At twenty-five years of age it fell to Tolstoy's lot to take part in a great European war and thereby to extend the range of his experience in a way that considerably affected his subsequent life and writings.
Tolstoy tells us that he got his first understanding of war from Stendhal, the author of Le Rouge et le Noir and La Chartreuse de Parme. In conversation with Paul Boyer, Tolstoy once spoke of those novels as inimitable works of art, adding, 'I am greatly indebted to Stendhal. He taught me to understand war. Re-read the description of the battle of Waterloo in La Chartreuse de Parme. Who ever before so described war? Described it, that is, as it is in reality? Do you remember Fabrice riding over the field of battle and understanding "nothing"?'
Tolstoy's brother Nicholas, though fond of war, also disbelieved in the popular romantic view of it, and used to say: 'All that is embellishment, and in real war there is no embellishment.'—'A little later, in the Crimea,' added Tolstoy in his talk with Boyer, 'I had a grand chance to see with my own eyes that this is so.'
Of the causes that led to the war it need only be said that the rule of the Turks over Christian populations had long kept a dangerous sore open in Europe, and the consequent diplomatic difficulties were complicated by the indefiniteness of two lines in the Treaty of Kainardji, which Catherine the Great had imposed upon Turkey in 1774. There was also friction between the Eastern and Western Churches, with reference to the custody of the Places in Palestine rendered holy by their traditional connection with the Prince of Peace. Nicholas I, who had wellnigh drilled all intelligence out of those near him in his Government and in his army, was not accustomed to be thwarted. Dimly conscious of the first faint symptoms of that growth of Liberalism which a few years later, in the early 'sixties, led to sweeping reforms in Russia, he felt inclined to demonstrate the beneficence of his rule not by allowing changes to be made at home, but by arbitrarily inflicting reforms on Turkey. Failing to get his way by diplomatic pressure, he rashly proceeded to occupy the Danubian Principalities as a 'material guarantee' of Turkey's compliance with his demands.

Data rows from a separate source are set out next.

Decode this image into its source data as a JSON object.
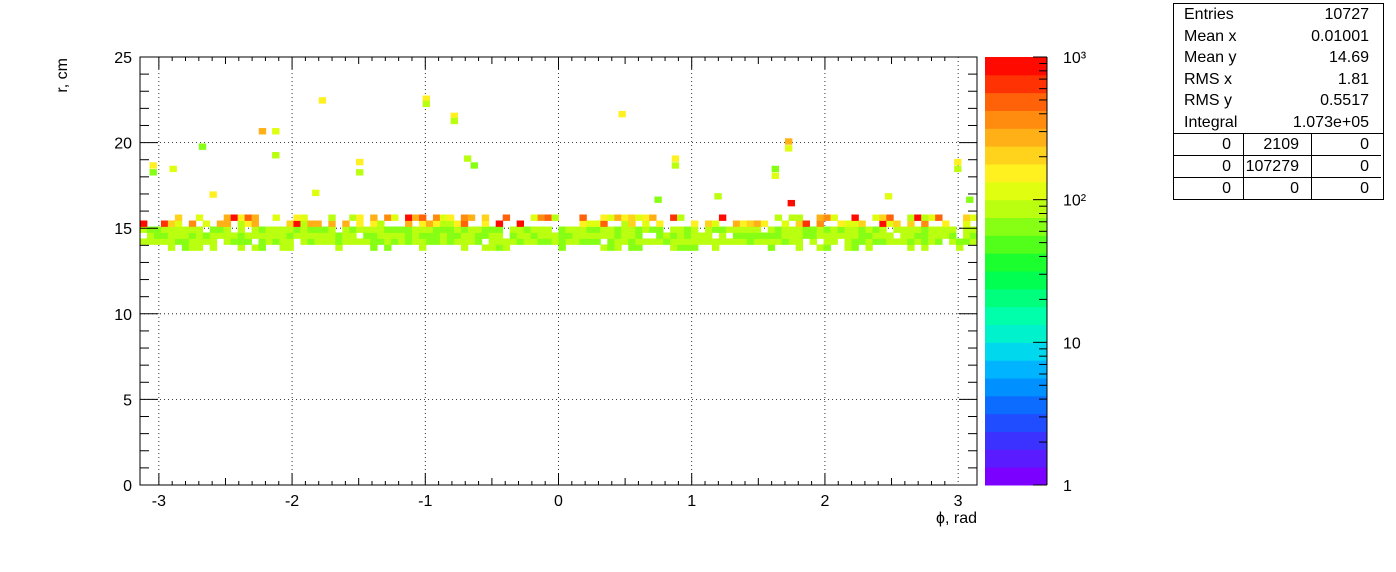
{
  "chart_data": {
    "type": "heatmap",
    "title": "",
    "xlabel": "ϕ, rad",
    "ylabel": "r, cm",
    "xlim": [
      -3.1416,
      3.1416
    ],
    "ylim": [
      0,
      25
    ],
    "x_ticks": [
      "-3",
      "-2",
      "-1",
      "0",
      "1",
      "2",
      "3"
    ],
    "y_ticks": [
      "0",
      "5",
      "10",
      "15",
      "20",
      "25"
    ],
    "grid": true,
    "color_scale": "log",
    "z_range": [
      1,
      1000
    ],
    "z_ticks": [
      "1",
      "10",
      "10²",
      "10³"
    ],
    "palette": [
      "#7b00ff",
      "#5a1bff",
      "#3b32ff",
      "#1f4dff",
      "#0c6cff",
      "#0090ff",
      "#00b4ff",
      "#00d8ee",
      "#00f2cc",
      "#00ffaa",
      "#00ff7c",
      "#00ff50",
      "#1cff2e",
      "#52ff1a",
      "#86ff14",
      "#baff10",
      "#e0ff10",
      "#fff020",
      "#ffd21c",
      "#ffb016",
      "#ff8c0e",
      "#ff6208",
      "#ff3204",
      "#ff0a00"
    ],
    "band": {
      "r_center_low": 14.2,
      "r_center_high": 15.1,
      "typical_low": 60,
      "typical_high": 250,
      "peak": 1000
    },
    "outliers": [
      {
        "x": -3.07,
        "y": 18.1,
        "z": 60
      },
      {
        "x": -3.07,
        "y": 18.5,
        "z": 150
      },
      {
        "x": -2.92,
        "y": 18.3,
        "z": 120
      },
      {
        "x": -2.7,
        "y": 19.6,
        "z": 60
      },
      {
        "x": -2.62,
        "y": 16.8,
        "z": 150
      },
      {
        "x": -2.25,
        "y": 20.5,
        "z": 300
      },
      {
        "x": -2.15,
        "y": 20.5,
        "z": 100
      },
      {
        "x": -2.15,
        "y": 19.1,
        "z": 80
      },
      {
        "x": -1.8,
        "y": 22.3,
        "z": 150
      },
      {
        "x": -1.85,
        "y": 16.9,
        "z": 100
      },
      {
        "x": -1.52,
        "y": 18.7,
        "z": 150
      },
      {
        "x": -1.52,
        "y": 18.1,
        "z": 80
      },
      {
        "x": -1.02,
        "y": 22.4,
        "z": 150
      },
      {
        "x": -1.02,
        "y": 22.1,
        "z": 80
      },
      {
        "x": -0.81,
        "y": 21.4,
        "z": 150
      },
      {
        "x": -0.81,
        "y": 21.1,
        "z": 80
      },
      {
        "x": -0.71,
        "y": 18.9,
        "z": 80
      },
      {
        "x": -0.66,
        "y": 18.5,
        "z": 70
      },
      {
        "x": 0.45,
        "y": 21.5,
        "z": 150
      },
      {
        "x": 0.85,
        "y": 18.9,
        "z": 150
      },
      {
        "x": 0.85,
        "y": 18.5,
        "z": 80
      },
      {
        "x": 0.72,
        "y": 16.5,
        "z": 60
      },
      {
        "x": 1.17,
        "y": 16.7,
        "z": 80
      },
      {
        "x": 1.6,
        "y": 17.9,
        "z": 100
      },
      {
        "x": 1.6,
        "y": 18.3,
        "z": 70
      },
      {
        "x": 1.7,
        "y": 19.9,
        "z": 300
      },
      {
        "x": 1.7,
        "y": 19.5,
        "z": 120
      },
      {
        "x": 1.72,
        "y": 16.3,
        "z": 800
      },
      {
        "x": 2.45,
        "y": 16.7,
        "z": 100
      },
      {
        "x": 2.97,
        "y": 18.7,
        "z": 150
      },
      {
        "x": 2.97,
        "y": 18.3,
        "z": 80
      },
      {
        "x": 3.06,
        "y": 16.5,
        "z": 70
      }
    ]
  },
  "stats": {
    "rows": [
      {
        "label": "Entries",
        "value": "10727"
      },
      {
        "label": "Mean x",
        "value": "0.01001"
      },
      {
        "label": "Mean y",
        "value": "14.69"
      },
      {
        "label": "RMS x",
        "value": "1.81"
      },
      {
        "label": "RMS y",
        "value": "0.5517"
      },
      {
        "label": "Integral",
        "value": "1.073e+05"
      }
    ],
    "grid": [
      [
        "0",
        "2109",
        "0"
      ],
      [
        "0",
        "107279",
        "0"
      ],
      [
        "0",
        "0",
        "0"
      ]
    ]
  }
}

He was opposed by Austria and Prussia as strongly as by England and France, and the pressure exerted by the four powers sufficed to compel him to withdraw his army from Turkish soil. Thereupon the war, which had as yet been waged only between Russia and Turkey, might well have ended, had not England and France undertaken a quite needless invasion of the Crimea: an enterprise in which Austria and Prussia refused to join. The end did not justify the proceedings, for in spite of success in this war, Napoleon the Third's dynasty crumbled to dust within twenty years, while within a like period after Palmerston's death Lord Salisbury frankly admitted that we had 'put our money on the wrong horse.' As to Nicholas I, his pride was destined to be bitterly mortified by the results of an enterprise which not only failed of its immediate object, but by its failure actually hastened the coming of those reforms in Russia against which he had set his face. Even Turkey did not really benefit by being allowed to oppress her subject races for a couple of generations longer.
It was the influence of Napoleon III, as Kinglake has pointed out, that led England to take part in the war. Having by treachery and murder made himself Emperor of the French, that monarch found himself for a time dangerously isolated from the support of people of good repute. In consultation with Palmerston, he decided to subordinate the traditional Eastern policy of his country to that of England if thereby he could succeed in being publicly paraded as the friend and ally of Queen Victoria. As soon as he had secured an alliance with England, with Palmerston's aid, and helped by the extraordinary war fever which seized the English nation, he quickly forced the peacefully disposed Lord Aberdeen along an inclined plane which ultimately plunged both nations into a war for which no sufficient motive justification or excuse existed.